ARTIST:

Culprate

TITLE:
Deliverance
RELEASE DATE:
2014/12/08
LABEL:
Self
FIND IT AT:
Bandcamp
REVIEWSFebruary/07/2015

[Review]Culprate | Deliverance

 およそ一年前、イギリスのアーティストCulprateが、Indiegogoというクラウドファンディングサービスにおいて「The Experimental Album」という企画を始動し、2014年2月から4月の約2ヶ月間、出資が募られた。「私の作品をネクストレベルにまで推し進め、新たな実験的アルバムを作りたい」。他のこういった企画同様、多額出資者には、特別なサービスが設けられた。例えば、Skypeを介したCulprate直々のサウンドチュートリアル、楽曲製作者向けにアルバムで使用されたサンプルパックを提供する等。デジタルでのリリースでの他に、CD、更にはレコードといったフィジカルの特典も用意された。結果、Kickstarter等で取り沙汰されるような新しいイノベーション製品ほどの達成スピードでは無いにしろ、無事に応募期間内に、目標金額である22,370ユーロに到達した。

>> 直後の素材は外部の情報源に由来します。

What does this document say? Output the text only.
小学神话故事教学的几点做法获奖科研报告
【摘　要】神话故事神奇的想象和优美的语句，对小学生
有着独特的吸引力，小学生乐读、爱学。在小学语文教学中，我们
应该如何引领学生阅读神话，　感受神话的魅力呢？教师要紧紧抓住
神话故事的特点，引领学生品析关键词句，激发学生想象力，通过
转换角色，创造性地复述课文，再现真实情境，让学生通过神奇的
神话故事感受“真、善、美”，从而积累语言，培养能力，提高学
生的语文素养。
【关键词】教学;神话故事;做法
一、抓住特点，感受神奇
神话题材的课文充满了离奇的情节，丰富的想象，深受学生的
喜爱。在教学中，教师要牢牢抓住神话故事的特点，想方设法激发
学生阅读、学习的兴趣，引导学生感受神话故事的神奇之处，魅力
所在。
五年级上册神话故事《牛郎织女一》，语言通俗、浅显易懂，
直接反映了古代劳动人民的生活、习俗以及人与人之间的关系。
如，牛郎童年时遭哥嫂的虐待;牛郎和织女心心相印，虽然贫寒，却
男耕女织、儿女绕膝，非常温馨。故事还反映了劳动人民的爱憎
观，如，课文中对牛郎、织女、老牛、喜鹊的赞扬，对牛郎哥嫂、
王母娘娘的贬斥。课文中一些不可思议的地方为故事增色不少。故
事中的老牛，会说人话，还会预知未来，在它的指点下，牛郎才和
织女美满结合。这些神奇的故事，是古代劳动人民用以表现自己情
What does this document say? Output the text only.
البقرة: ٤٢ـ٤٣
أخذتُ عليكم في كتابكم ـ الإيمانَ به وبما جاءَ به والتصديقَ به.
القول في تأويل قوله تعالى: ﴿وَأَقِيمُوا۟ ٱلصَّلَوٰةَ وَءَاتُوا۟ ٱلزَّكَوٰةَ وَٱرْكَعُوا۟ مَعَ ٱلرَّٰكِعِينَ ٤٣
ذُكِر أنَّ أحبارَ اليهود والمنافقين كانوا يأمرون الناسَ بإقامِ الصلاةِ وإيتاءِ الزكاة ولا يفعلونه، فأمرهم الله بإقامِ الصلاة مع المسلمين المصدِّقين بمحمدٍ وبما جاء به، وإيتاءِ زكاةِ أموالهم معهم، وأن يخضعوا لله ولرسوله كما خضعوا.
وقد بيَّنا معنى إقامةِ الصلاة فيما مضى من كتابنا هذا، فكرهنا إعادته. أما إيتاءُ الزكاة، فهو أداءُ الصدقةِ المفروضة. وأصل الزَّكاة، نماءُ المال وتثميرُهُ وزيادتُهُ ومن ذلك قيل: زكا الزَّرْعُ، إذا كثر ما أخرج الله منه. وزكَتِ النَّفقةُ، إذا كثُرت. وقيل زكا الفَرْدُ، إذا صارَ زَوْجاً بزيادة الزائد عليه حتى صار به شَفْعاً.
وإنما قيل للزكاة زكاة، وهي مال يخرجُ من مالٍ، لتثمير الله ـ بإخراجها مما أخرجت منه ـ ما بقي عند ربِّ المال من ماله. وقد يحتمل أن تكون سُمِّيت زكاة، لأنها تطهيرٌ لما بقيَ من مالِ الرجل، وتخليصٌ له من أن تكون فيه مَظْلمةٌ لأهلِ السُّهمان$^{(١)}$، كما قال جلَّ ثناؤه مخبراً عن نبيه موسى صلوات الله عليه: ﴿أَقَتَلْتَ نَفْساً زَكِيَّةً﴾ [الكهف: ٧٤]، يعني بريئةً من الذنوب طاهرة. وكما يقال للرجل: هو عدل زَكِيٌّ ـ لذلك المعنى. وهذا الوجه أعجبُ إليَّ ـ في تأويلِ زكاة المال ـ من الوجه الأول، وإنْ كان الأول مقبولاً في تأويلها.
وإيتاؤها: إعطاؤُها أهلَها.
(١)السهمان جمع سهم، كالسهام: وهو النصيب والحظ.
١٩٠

 そうして、少々の沈黙の後、2014年の12月にCulprateのニューアルバム『Deliverance』はリリースされた。彼のアルバムのリリースは、2011年に登場した『Colours』以来であり、そして、彼が語っていたのと同様、非常に刺激的で、実験的なアルバムとなった。

 Culprateは2011年に『Colours』をリリース以降、EP等の小規模な作品のリリースを中心に行うようになる。2011年末にリリースされた『5 Star EP』は、Glitch Hopと呼ばれるヒップホップ調のビートを極端に加工したサウンドを中心に、ベース・ミュージックやUK Garage等への接近も感じさせる名作であった。それ以降も、ダブステップサウンドを展開した『Nightmares In Reality EP』(2012)、クラブミュージックに対する自身の可能性を更に推し進めた『The Great Expedition』(2013)をリリースし、EP以外にも、ロンドンのRed Bull Studioで録音された「That Sound feat. Maksim」では攻撃的なグライムサウンドを展開する等、近年はクラブミュージック方面での活動に重点を置いていた。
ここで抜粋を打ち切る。